Rue Robert-Schumann, une femme demande à un petit groupe de descendre du capot de sa voiture. Ils la giflent et s'enfuient. Un peu plus loin, un cabinet d'architectes est littéralement pris d'assaut. L'homme avait osé protester quand on avait renversé ses poubelles et endommagé son automobile. « Ils étaient surexcités, ils ont mis plusieurs coups de pied dans la vitrine et l'ont brisée », raconte l'une des collaboratrices du cabinet.
L'un des jeunes tente bien de raisonner ses congénères : « Arrêtez, c'est nul, on est là pour les retraites ! » Il a aussitôt droit à quelques claques et autres coups de pied. Quelques minutes plus tard, son agresseur est discrètement interpellé par des policiers en civil.
Neuf interpellations
Les larmes aux yeux, le visage en sang, il s'assoit et ne peut que contempler le désastre.
Si quelques affichettes laissées au départ du cortège témoignaient des motifs officiels de la manif, les slogans se limitent à des « Sarko, on t'enc… », hurlés sur le toit d'une voiture ou d'un bus. Certains agitent des drapeaux algériens ou marocains en guise d'ultime provocation.

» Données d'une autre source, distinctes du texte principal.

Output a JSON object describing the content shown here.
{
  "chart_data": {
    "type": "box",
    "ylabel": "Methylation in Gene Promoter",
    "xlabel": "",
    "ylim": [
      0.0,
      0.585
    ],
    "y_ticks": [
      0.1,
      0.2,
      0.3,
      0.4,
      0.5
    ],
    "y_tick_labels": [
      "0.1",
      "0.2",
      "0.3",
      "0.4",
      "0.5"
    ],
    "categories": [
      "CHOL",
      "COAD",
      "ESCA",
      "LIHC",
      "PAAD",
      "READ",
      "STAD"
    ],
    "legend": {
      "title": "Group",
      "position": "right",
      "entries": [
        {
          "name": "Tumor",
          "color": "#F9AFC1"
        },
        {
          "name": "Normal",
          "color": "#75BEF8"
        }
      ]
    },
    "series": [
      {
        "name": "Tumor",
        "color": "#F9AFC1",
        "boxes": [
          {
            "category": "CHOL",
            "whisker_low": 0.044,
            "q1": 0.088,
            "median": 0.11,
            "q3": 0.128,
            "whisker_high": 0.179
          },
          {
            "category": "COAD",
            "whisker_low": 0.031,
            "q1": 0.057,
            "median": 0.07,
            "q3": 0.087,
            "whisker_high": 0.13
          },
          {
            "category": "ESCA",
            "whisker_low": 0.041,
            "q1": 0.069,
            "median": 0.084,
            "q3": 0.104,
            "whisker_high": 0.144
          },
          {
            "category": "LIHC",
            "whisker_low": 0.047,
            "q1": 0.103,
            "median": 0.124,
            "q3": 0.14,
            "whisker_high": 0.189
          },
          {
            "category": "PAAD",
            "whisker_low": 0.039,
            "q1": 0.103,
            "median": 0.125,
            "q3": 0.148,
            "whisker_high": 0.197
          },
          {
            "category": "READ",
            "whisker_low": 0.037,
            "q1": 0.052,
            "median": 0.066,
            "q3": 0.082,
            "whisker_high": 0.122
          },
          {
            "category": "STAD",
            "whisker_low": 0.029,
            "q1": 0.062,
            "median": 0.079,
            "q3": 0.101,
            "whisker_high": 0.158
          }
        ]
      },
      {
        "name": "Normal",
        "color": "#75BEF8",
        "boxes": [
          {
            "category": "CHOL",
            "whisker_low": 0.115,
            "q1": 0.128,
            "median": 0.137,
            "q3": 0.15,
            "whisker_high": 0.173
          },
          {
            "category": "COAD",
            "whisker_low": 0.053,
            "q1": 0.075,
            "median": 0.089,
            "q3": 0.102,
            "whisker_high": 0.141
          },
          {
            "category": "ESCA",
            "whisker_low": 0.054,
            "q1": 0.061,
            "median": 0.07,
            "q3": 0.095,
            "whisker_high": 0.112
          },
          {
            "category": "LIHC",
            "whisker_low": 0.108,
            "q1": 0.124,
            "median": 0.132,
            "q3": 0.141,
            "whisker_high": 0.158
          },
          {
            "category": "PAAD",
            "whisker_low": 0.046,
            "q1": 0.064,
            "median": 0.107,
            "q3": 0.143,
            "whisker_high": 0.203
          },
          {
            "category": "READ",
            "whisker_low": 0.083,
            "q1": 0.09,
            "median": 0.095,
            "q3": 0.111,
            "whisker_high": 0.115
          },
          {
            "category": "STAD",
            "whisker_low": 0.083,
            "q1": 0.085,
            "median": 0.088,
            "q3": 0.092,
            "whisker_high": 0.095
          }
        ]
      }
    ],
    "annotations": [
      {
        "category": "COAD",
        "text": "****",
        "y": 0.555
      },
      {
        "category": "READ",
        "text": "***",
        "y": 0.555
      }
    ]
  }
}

Dès le matin, le malaise était palpable devant les grilles du lycée Condorcet. D'après le blog du PCF, la Jeunesse communiste aurait initié la manif. Leur appel a été relayé sur Internet et sur les portables. « On a été avertis par SMS qu'il fallait bloquer le lycée, raconte une lycéenne. On a alors décidé de ne pas aller en cours et on s'est regroupés devant le bahut. On devait être au moins 300. Ça a dégénéré quand quelques types sont allés chercher des œufs, des tomates et des cannettes pour les lancer sur la police.»
Épaulés par les hommes de l'unité départementale d'intervention, les policiers chargent trois fois et procèdent alors à quatre interpellations.

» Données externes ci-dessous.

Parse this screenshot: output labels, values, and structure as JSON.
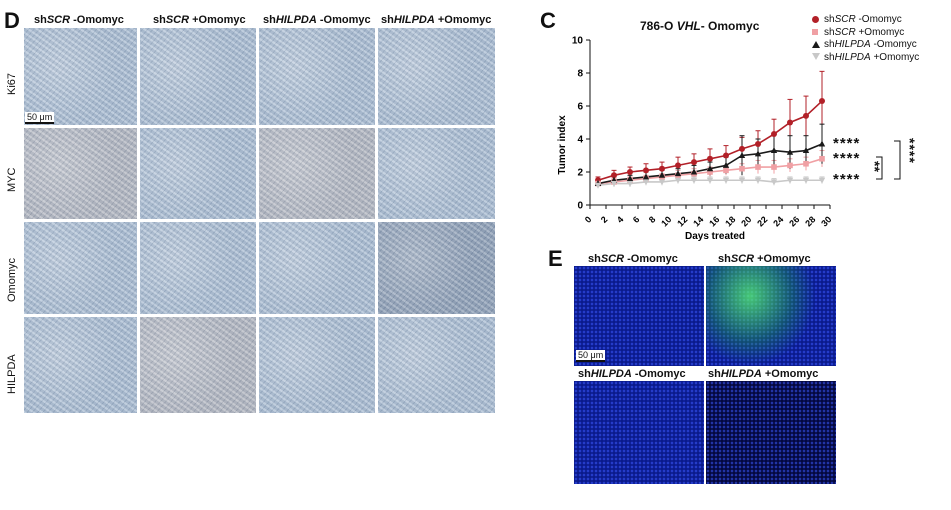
{
  "panel_d": {
    "letter": "D",
    "columns": [
      {
        "prefix": "sh",
        "gene": "SCR",
        "suffix": " -Omomyc"
      },
      {
        "prefix": "sh",
        "gene": "SCR",
        "suffix": " +Omomyc"
      },
      {
        "prefix": "sh",
        "gene": "HILPDA",
        "suffix": " -Omomyc"
      },
      {
        "prefix": "sh",
        "gene": "HILPDA",
        "suffix": " +Omomyc"
      }
    ],
    "rows": [
      "Ki67",
      "MYC",
      "Omomyc",
      "HILPDA"
    ],
    "scale_bar": "50 μm"
  },
  "panel_c": {
    "letter": "C",
    "legend": [
      {
        "prefix": "sh",
        "gene": "SCR",
        "suffix": " -Omomyc",
        "color": "#b22028",
        "marker": "circle"
      },
      {
        "prefix": "sh",
        "gene": "SCR",
        "suffix": " +Omomyc",
        "color": "#f0a0a4",
        "marker": "square"
      },
      {
        "prefix": "sh",
        "gene": "HILPDA",
        "suffix": " -Omomyc",
        "color": "#1a1a1a",
        "marker": "triangle"
      },
      {
        "prefix": "sh",
        "gene": "HILPDA",
        "suffix": " +Omomyc",
        "color": "#c8c8c8",
        "marker": "triangle-down"
      }
    ],
    "significance": [
      "****",
      "****",
      "****",
      "**",
      "****"
    ]
  },
  "chart_data": {
    "type": "line",
    "title_prefix": "786-O ",
    "title_italic": "VHL",
    "title_suffix": "- Omomyc",
    "xlabel": "Days treated",
    "ylabel": "Tumor index",
    "xlim": [
      0,
      30
    ],
    "ylim": [
      0,
      10
    ],
    "xticks": [
      0,
      2,
      4,
      6,
      8,
      10,
      12,
      14,
      16,
      18,
      20,
      22,
      24,
      26,
      28,
      30
    ],
    "yticks": [
      0,
      2,
      4,
      6,
      8,
      10
    ],
    "series": [
      {
        "name": "shSCR -Omomyc",
        "color": "#b22028",
        "x": [
          1,
          3,
          5,
          7,
          9,
          11,
          13,
          15,
          17,
          19,
          21,
          23,
          25,
          27,
          29
        ],
        "y": [
          1.5,
          1.8,
          2.0,
          2.1,
          2.2,
          2.4,
          2.6,
          2.8,
          3.0,
          3.4,
          3.7,
          4.3,
          5.0,
          5.4,
          6.3
        ],
        "err": [
          0.2,
          0.3,
          0.3,
          0.4,
          0.4,
          0.5,
          0.5,
          0.6,
          0.6,
          0.7,
          0.8,
          0.9,
          1.4,
          1.2,
          1.8
        ]
      },
      {
        "name": "shSCR +Omomyc",
        "color": "#f0a0a4",
        "x": [
          1,
          3,
          5,
          7,
          9,
          11,
          13,
          15,
          17,
          19,
          21,
          23,
          25,
          27,
          29
        ],
        "y": [
          1.3,
          1.4,
          1.5,
          1.6,
          1.7,
          1.8,
          1.9,
          2.0,
          2.1,
          2.2,
          2.3,
          2.3,
          2.4,
          2.5,
          2.8
        ],
        "err": [
          0.2,
          0.2,
          0.2,
          0.2,
          0.2,
          0.3,
          0.3,
          0.3,
          0.3,
          0.3,
          0.4,
          0.4,
          0.4,
          0.4,
          0.5
        ]
      },
      {
        "name": "shHILPDA -Omomyc",
        "color": "#1a1a1a",
        "x": [
          1,
          3,
          5,
          7,
          9,
          11,
          13,
          15,
          17,
          19,
          21,
          23,
          25,
          27,
          29
        ],
        "y": [
          1.3,
          1.5,
          1.6,
          1.7,
          1.8,
          1.9,
          2.0,
          2.2,
          2.4,
          3.0,
          3.1,
          3.3,
          3.2,
          3.3,
          3.7
        ],
        "err": [
          0.2,
          0.2,
          0.2,
          0.3,
          0.3,
          0.3,
          0.4,
          0.4,
          0.5,
          1.2,
          0.9,
          1.0,
          1.0,
          0.9,
          1.2
        ]
      },
      {
        "name": "shHILPDA +Omomyc",
        "color": "#c8c8c8",
        "x": [
          1,
          3,
          5,
          7,
          9,
          11,
          13,
          15,
          17,
          19,
          21,
          23,
          25,
          27,
          29
        ],
        "y": [
          1.2,
          1.3,
          1.3,
          1.4,
          1.4,
          1.5,
          1.5,
          1.5,
          1.5,
          1.5,
          1.5,
          1.4,
          1.5,
          1.5,
          1.5
        ],
        "err": [
          0.1,
          0.2,
          0.2,
          0.2,
          0.2,
          0.2,
          0.2,
          0.2,
          0.2,
          0.2,
          0.2,
          0.2,
          0.2,
          0.2,
          0.2
        ]
      }
    ]
  },
  "panel_e": {
    "letter": "E",
    "tiles": [
      {
        "prefix": "sh",
        "gene": "SCR",
        "suffix": " -Omomyc"
      },
      {
        "prefix": "sh",
        "gene": "SCR",
        "suffix": " +Omomyc"
      },
      {
        "prefix": "sh",
        "gene": "HILPDA",
        "suffix": " -Omomyc"
      },
      {
        "prefix": "sh",
        "gene": "HILPDA",
        "suffix": " +Omomyc"
      }
    ],
    "scale_bar": "50 μm"
  }
}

Après la pause déjeuner, les jeunes se regroupent à nouveau. Grossi par quelques élèves du lycée Colard-Noël, le cortège se rend au lycée La-Ramée. Ils sont plus de 500 à se diriger ensuite vers le lycée Henri-Martin. Ils n'y trouveront aucun renfort. Ce n'est qu'aux abords de la place de l'Hôtel-de-Ville qu'ils seront bloqués par des policiers, qui s'étaient montrés jusqu'alors étrangement distants. Il est 17 heures, retour au lycée Condorcet, la manif est terminée.

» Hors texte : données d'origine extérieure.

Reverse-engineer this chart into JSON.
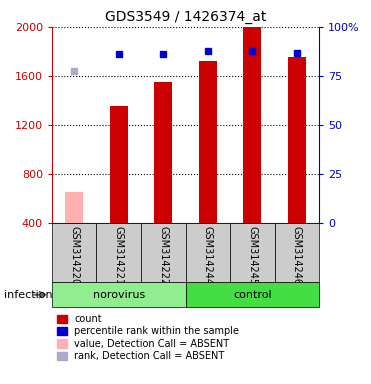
{
  "title": "GDS3549 / 1426374_at",
  "samples": [
    "GSM314220",
    "GSM314221",
    "GSM314222",
    "GSM314244",
    "GSM314245",
    "GSM314246"
  ],
  "bar_values": [
    650,
    1350,
    1550,
    1720,
    2000,
    1750
  ],
  "bar_colors": [
    "#ffb0b0",
    "#cc0000",
    "#cc0000",
    "#cc0000",
    "#cc0000",
    "#cc0000"
  ],
  "percentile_values": [
    1640,
    1780,
    1780,
    1800,
    1800,
    1790
  ],
  "percentile_colors": [
    "#aaaacc",
    "#0000cc",
    "#0000cc",
    "#0000cc",
    "#0000cc",
    "#0000cc"
  ],
  "ylim_left": [
    400,
    2000
  ],
  "ylim_right": [
    0,
    100
  ],
  "yticks_left": [
    400,
    800,
    1200,
    1600,
    2000
  ],
  "yticks_right": [
    0,
    25,
    50,
    75,
    100
  ],
  "groups": [
    {
      "label": "norovirus",
      "indices": [
        0,
        1,
        2
      ],
      "color": "#90ee90"
    },
    {
      "label": "control",
      "indices": [
        3,
        4,
        5
      ],
      "color": "#44dd44"
    }
  ],
  "infection_label": "infection",
  "legend_items": [
    {
      "color": "#cc0000",
      "label": "count"
    },
    {
      "color": "#0000cc",
      "label": "percentile rank within the sample"
    },
    {
      "color": "#ffb0b0",
      "label": "value, Detection Call = ABSENT"
    },
    {
      "color": "#aaaacc",
      "label": "rank, Detection Call = ABSENT"
    }
  ],
  "bar_width": 0.4,
  "left_color": "#cc0000",
  "right_color": "#0000cc"
}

Une vingtaine d'agitateurs, bien décidés à en découdre avec les forces de l'ordre, tente de rejoindre le centre-ville à nouveau. Contenus sur le trottoir par les policiers, quatre d'entre eux seront interpellés, en face de la basilique.
Hier soir, deux jeunes étaient toujours en garde à vue.
Aurélie BEAUSSART (abeaussart@journal-lunion.fr)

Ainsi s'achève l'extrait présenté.